Kärg Kama and Gisa Weszkalnys gave a joint-presentation on the topic of resource temporalities in relation to their respective areas of research. Their paper, Resource Temporalities: anticipations, retentions and afterlives, built on the idea that resources are hybrid socio-natural entities (rather than fixed physical substances) to explore the value of thinking about resources as distributed and processual phenomena in which issues of temporality come to the fore. They drew on their respective research (Kärg on the constitution of oil shales as future energy resources in Estonia and elsewhere; Gisa on the protracted development of offshore oil exploration in São Tomé and Príncipe) to highlight the multiple and intersecting temporalities that surround resource-making practices. Their presentation offered a critique of ‘anticipation’ as a way of thinking about these complex temporalities that fold together both futures and pasts, and highlighted the affective dimensions (e.g. hope, anxiety) that surround resource-making projects.

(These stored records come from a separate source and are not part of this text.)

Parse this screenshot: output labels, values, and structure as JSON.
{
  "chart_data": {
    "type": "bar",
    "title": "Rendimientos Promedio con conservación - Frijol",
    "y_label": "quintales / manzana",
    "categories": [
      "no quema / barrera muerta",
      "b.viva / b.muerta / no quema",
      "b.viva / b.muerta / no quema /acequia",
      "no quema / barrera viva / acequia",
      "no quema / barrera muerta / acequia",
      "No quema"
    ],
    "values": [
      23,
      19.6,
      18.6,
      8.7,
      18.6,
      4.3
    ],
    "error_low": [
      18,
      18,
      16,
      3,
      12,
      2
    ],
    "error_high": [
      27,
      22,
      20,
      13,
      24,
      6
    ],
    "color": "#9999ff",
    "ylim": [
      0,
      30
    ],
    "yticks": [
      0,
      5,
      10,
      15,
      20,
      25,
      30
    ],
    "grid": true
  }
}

Magdalena Kuchler reflected on the socio-technical imaginaries (e.g. of scarcity and abundance) and technologies of visualisation associated with a contemporary process of resource-making around shale gas in Europe. Her paper, Rendering post-conventional energy futures governable: implications for the Arctic?, showed how shale gas, as a potential global resource, has been made visible through techniques of classification, quantification, mapping and designation. She highlighted key shifts associated with this process of rendering visible and governable, in terms of the politics of resource development. Her presentation drew links between the recent experience of shale gas mapping and the USGS Circum-Arctic Resource Assessment (2008) of oil and gas resources which, nearly a decade ago, propelled significant interest in Arctic hydrocarbons. A roundtable discussion followed the presentations by Kärg, Gisa and Magdalena in which participants considered key themes and ideas that had been raised over the course of the workshop. This also included reflections on the initial framing paper in light of the presentations and discussion.